Yav gelmiyor işte anlatamadım heralde. Kristof kolomb amerika'yı keşfetti diye ondan başkası keşfedemeyecek mi? Keşfetmesi için para mı ödemesi gerekiyor? Patentini mi aldı pezevenkler. Ben de keşfetmek istiyorum. Onların anlattıklarını değil kendi göreceğim gerçekleri kabul etmek istiyorum.

-Lan psikolojik deli. Keşfedecekmiş, sen şimdi üniversite okuyorsun XX bilim adamının bulduğu teoremi görüp öğrendikten sonra çıkıp dur lan bide ben bunu deneyim 0'dan keşfedeyim diyormusun. Aptal saptal konuşma lütfen. Yoksa kalbini kırarım. İncitirim yani.
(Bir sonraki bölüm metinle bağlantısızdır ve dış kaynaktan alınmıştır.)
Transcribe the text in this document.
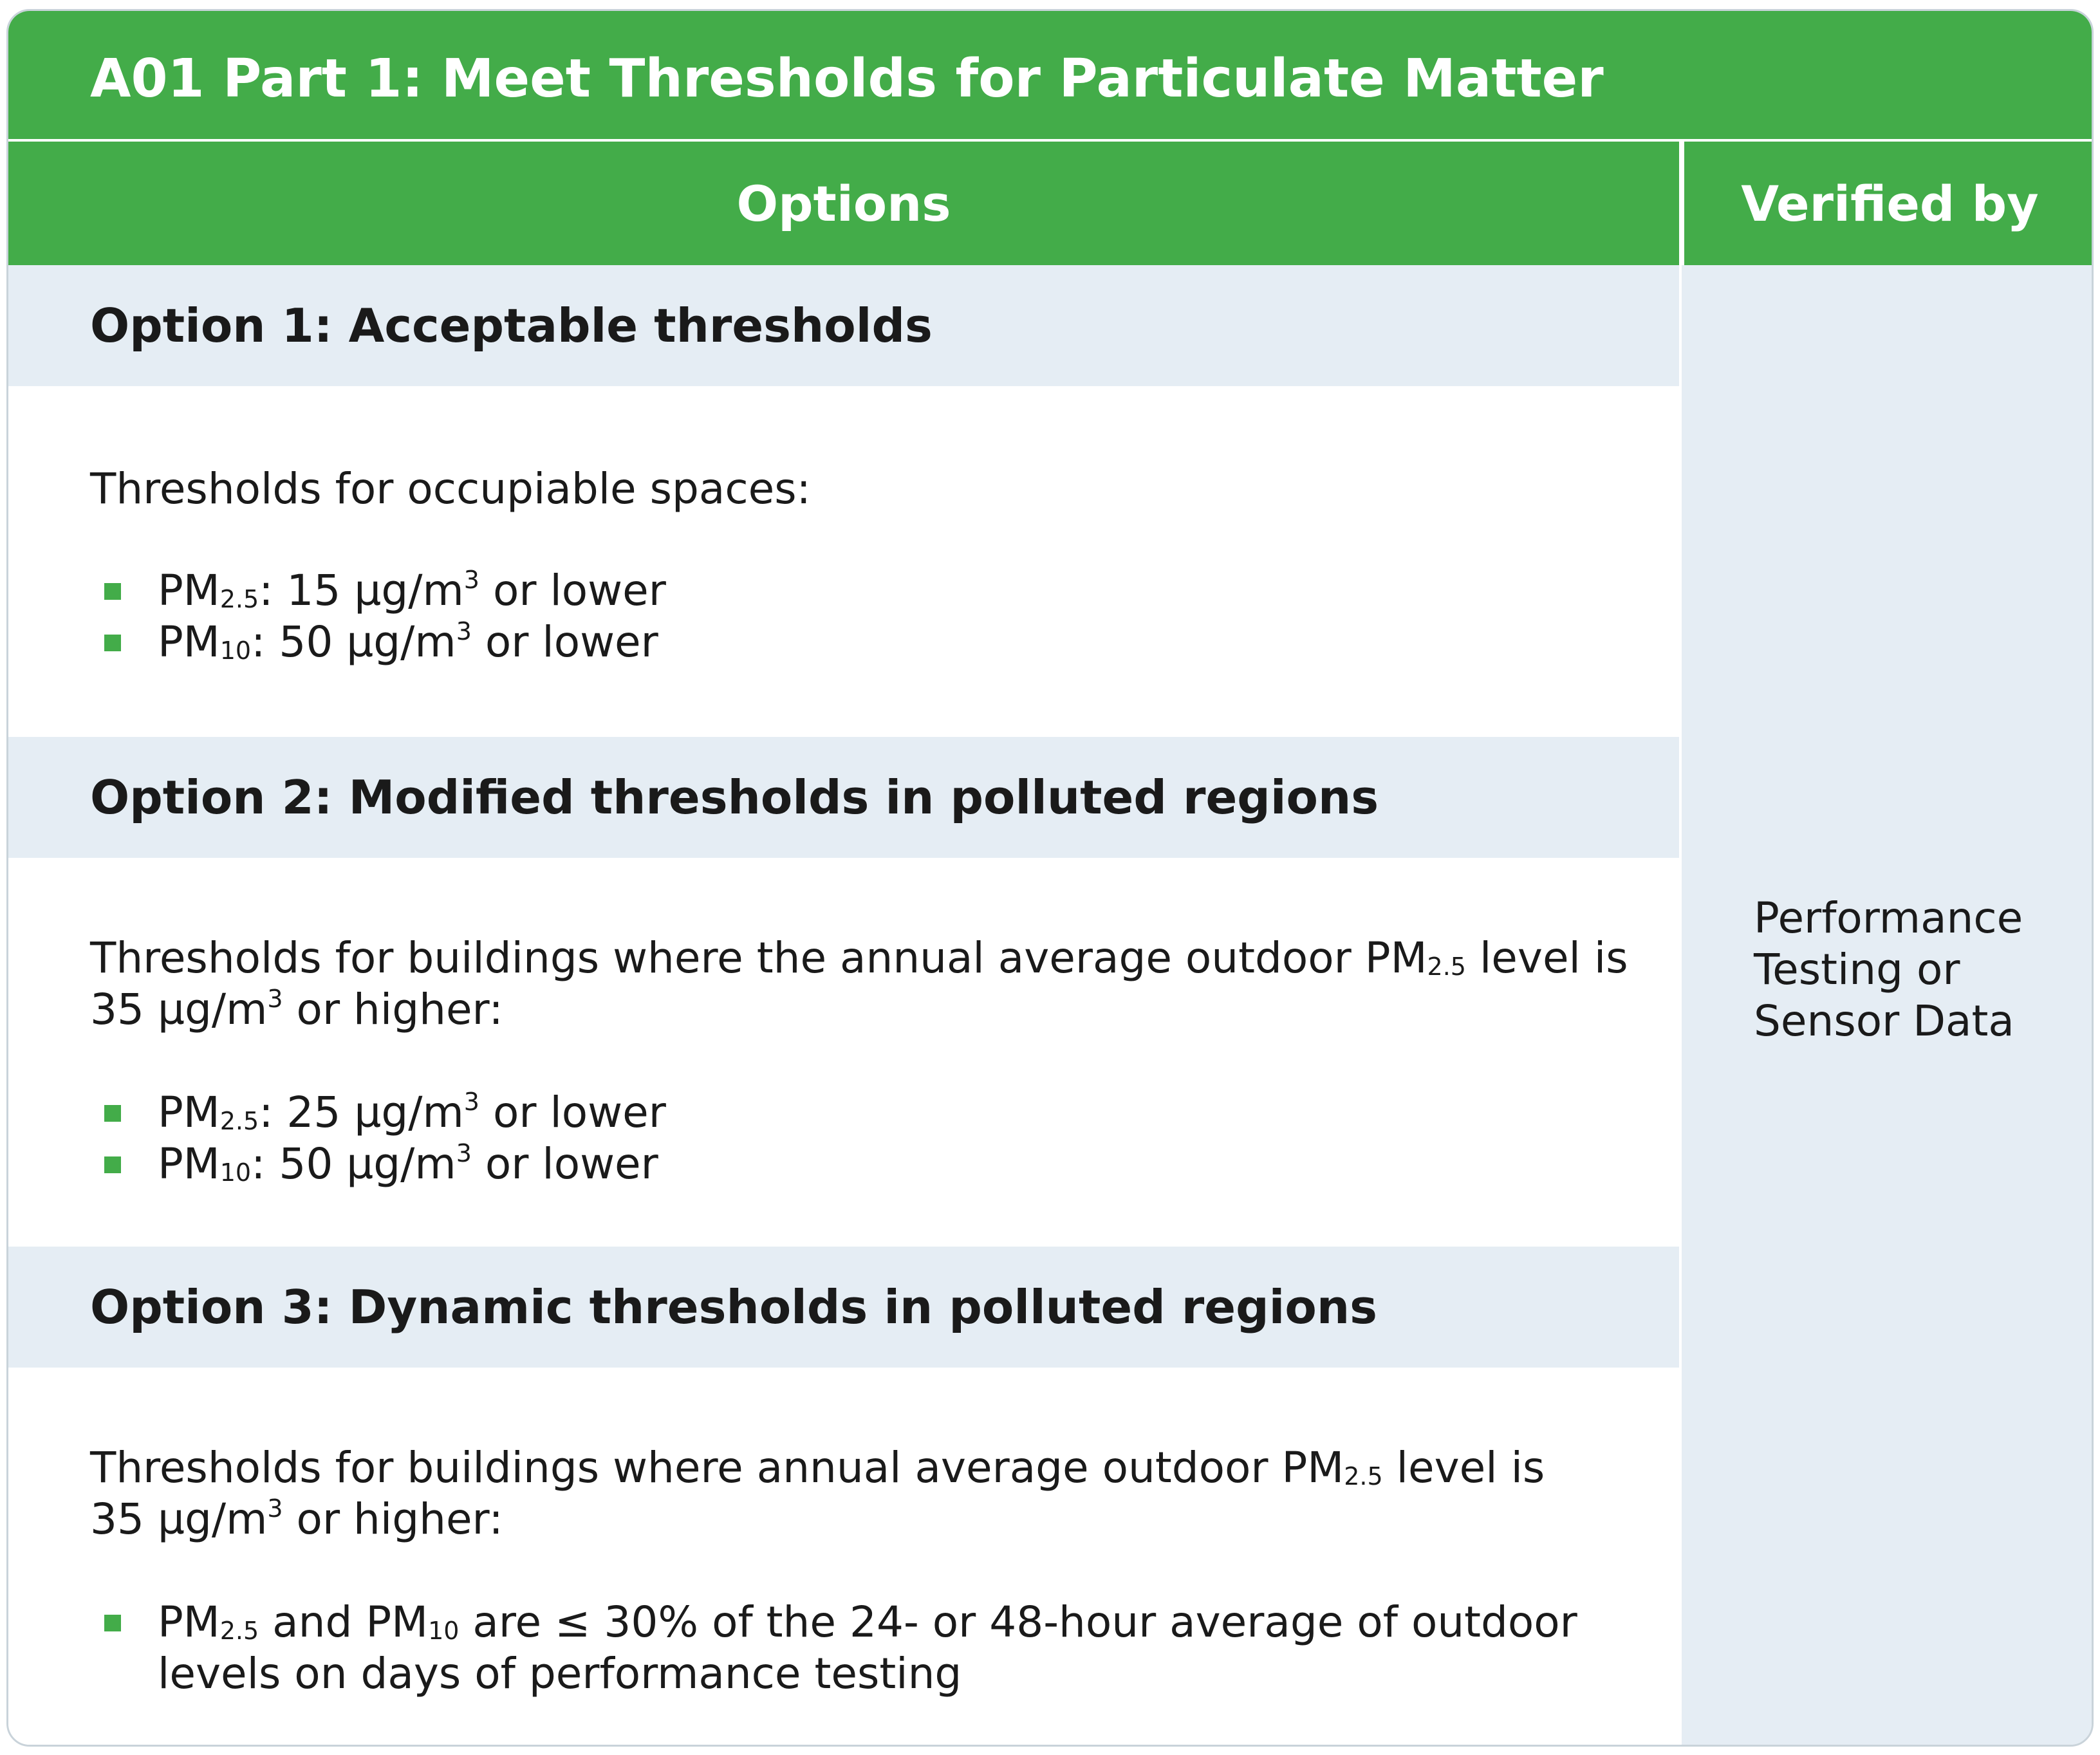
A01 Part 1: Meet Thresholds for Particulate Matter
Options	Verified by
Performance
Testing or
Sensor Data
Option 1: Acceptable thresholds
Thresholds for occupiable spaces:
$PM_{2.5}$: 15 $\mu g/m^3$ or lower
$PM_{10}$: 50 $\mu g/m^3$ or lower
Option 2: Modified thresholds in polluted regions
Thresholds for buildings where the annual average outdoor $PM_{2.5}$ level is
35 $\mu g/m^3$ or higher:
$PM_{2.5}$: 25 $\mu g/m^3$ or lower
$PM_{10}$: 50 $\mu g/m^3$ or lower
Option 3: Dynamic thresholds in polluted regions
Thresholds for buildings where annual average outdoor $PM_{2.5}$ level is
35 $\mu g/m^3$ or higher:
$PM_{2.5}$ and $PM_{10}$ are ≤ 30% of the 24- or 48-hour average of outdoor
levels on days of performance testing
Niye insanlar bu dünyayı bu kadar çok sahipleniyor.Niye maddeler insanlara ait olmalı? Şimdi benden 100 sene önce yaşamış birinin düşünüp bulduğu şeyi ben, kendim 0'dan bulamazmıyım. Hadi buldum diyelim bu şeyi niye o kişiye has birşey olduğunu söyleyip taşşak geçmek isterler ki insanlar. Ondaki beyin de bizdeki patlıcan mı? 100 sene önce yaşamış olması benden daha çok tanınmış olması benim düşüncelerimi, icatlarımı, teorilerimi kolpa mı yapar? Bu ne yaman çelişki lan? Bak nerden nereye getirdin muhabbeti. Ne diyordum haa doğru. Dünya turu. Şimdi ben dünya turu için vize almaya çalışsam, Ömrümün 30 senesini yemeden içmeden çalışarak geçirsem dünya turunu tadını çıkarabilecek şekilde gereken parayı anca toplarım. Hayır niye bunu yapmak zorundayım ki? Bazıları gibi doğuştan şanslı olmadığım içinmi? Paraları var diye onların hakkı varda bizim niye yok. Al işte daha bilmem bi kaç sene önce x milyarderi ilk Uzay turisti olarak uzaya çıktı astronotlarla. Ee ben şimdi uzayı merak ediyorsam milyar dolarlara mı sahip olmam lazım. Ona bu hakkı sağlayan paranın ben taaa..

-Tamam lan tamam sakin. küfür etme.

Neyse abi lafımı bitireyim bırakta.Para ortadan kalkmadıkça insanlar özgürleşemeyecek. Neyse abi ben japonca kursuna gidiyorum , bi ara yine sohbet edelim.

-Japonca kursu ne ayak lan?
Japonyaya gideyim diyorum , bi ara da ispanyaya geçerim artık.

-Hassiktir git lan ordan deli manyak.